GitHub

This repository contains three sets of handwritten Hangul Datasets: PE92, SERI95, and HanDB.

* A Brief History of PE92, SERI95, and HanDB.

PE92 handwritten Hangul dataset was collected by POSTECH, funded by ETRI(www.etri.re.kr) in 1992. It has 2350 classes, each of which contains about 100 samples. SERI95 was collected by Korea University, funded by SERI (System Engineering Research Institute), which was merged with ETRI in 1997. SERI95 has 520 the most frequently used Hangul characters, each of which contains about 1000 samples.

Originally, ETRI had legal right on the two dataset. However, the two datasets were lost for many years. None of ETRI, POSTECH, or Korea Univ. preserved the two datasets. Fortunatelly, Prof. Injung Kim of Handong Global University kept a copy of the two handwritten Hangul datasets. ETRI kindly agreed that Handong Global University may open PE92 and SERI95 datasets to public. Up to my knowledge, PE92 and SERI95 are the only handwritten Hangul datasets publically available, and you can download them here.

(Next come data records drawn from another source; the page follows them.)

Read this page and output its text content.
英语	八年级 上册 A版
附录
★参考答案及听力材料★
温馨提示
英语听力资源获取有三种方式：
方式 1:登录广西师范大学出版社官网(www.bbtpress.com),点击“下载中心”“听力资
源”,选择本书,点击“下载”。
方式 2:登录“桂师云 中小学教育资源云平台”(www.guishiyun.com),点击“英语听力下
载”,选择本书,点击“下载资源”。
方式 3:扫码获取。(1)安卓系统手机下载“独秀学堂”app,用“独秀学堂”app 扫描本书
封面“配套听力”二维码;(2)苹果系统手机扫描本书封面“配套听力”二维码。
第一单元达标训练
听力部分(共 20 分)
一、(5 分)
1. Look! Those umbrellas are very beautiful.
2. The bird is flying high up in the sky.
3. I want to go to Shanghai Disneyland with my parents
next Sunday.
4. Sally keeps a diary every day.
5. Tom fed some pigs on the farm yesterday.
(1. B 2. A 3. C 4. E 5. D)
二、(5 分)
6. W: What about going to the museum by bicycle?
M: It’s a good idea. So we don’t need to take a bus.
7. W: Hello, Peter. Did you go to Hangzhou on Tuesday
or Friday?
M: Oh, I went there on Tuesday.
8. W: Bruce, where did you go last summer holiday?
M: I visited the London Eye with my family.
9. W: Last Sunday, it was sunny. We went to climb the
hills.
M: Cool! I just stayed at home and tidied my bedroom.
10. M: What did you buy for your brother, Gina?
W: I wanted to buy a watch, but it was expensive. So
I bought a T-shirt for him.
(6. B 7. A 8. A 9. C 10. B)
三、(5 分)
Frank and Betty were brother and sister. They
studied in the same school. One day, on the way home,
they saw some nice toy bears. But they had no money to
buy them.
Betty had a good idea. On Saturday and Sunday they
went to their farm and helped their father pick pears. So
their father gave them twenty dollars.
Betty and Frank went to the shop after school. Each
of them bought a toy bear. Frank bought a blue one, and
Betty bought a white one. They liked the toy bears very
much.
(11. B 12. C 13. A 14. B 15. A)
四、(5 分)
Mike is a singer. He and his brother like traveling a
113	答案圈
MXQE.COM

The format of the two datasets are different from the original ones. In 1990's, KAIST AI lab converted them into other formats. Later, Prof. Injung Kim unified their formats into .HGU1 format, described below, and separated them into two groups: a training set containing 90% of samples, and a test set containing 10% of samples.

Unfortunatelly, neither of PE92 nor SERI95 is sufficient for practical applications: PE92 contains too few samples, while SERI95 contains too few classes. Therefore, Injung merged the two datasets and named it HanDB. HanDB contains 2350 classes. Among them, 520 classes has about 1100 samples, while other classes has about 100 samples.

* Reported results on PE92 and SERI95

Handwritten Hangul recognition was known as very difficult problem due to the abundance of confusing patterns and cursive writing style. Up to 2013, the best performances were merely 85.99% on PE92 and 93.71% on SERI95 [Park&Kim13]. However, Kim applied convolutional neural networks (CNN) to handwritten Hangul recognition for the first time, and achieved much superior results: 92.92% on PE92 and 95.96% on SERI95 [Kim15]. After that, he improved more by applying a hybrid learning algorithm[Kim16]. The best performances achived so far are 96.34% on SERI92 and 97.67% on SERI95, respectively.

* References

[Kim16] In-Jung Kim, Changbeom Choi and Sang-Heon Lee, Improving discrimination ability of convolutional neural networks by hybrid learning, International Journal on Document Analysis and Recognition, 2016.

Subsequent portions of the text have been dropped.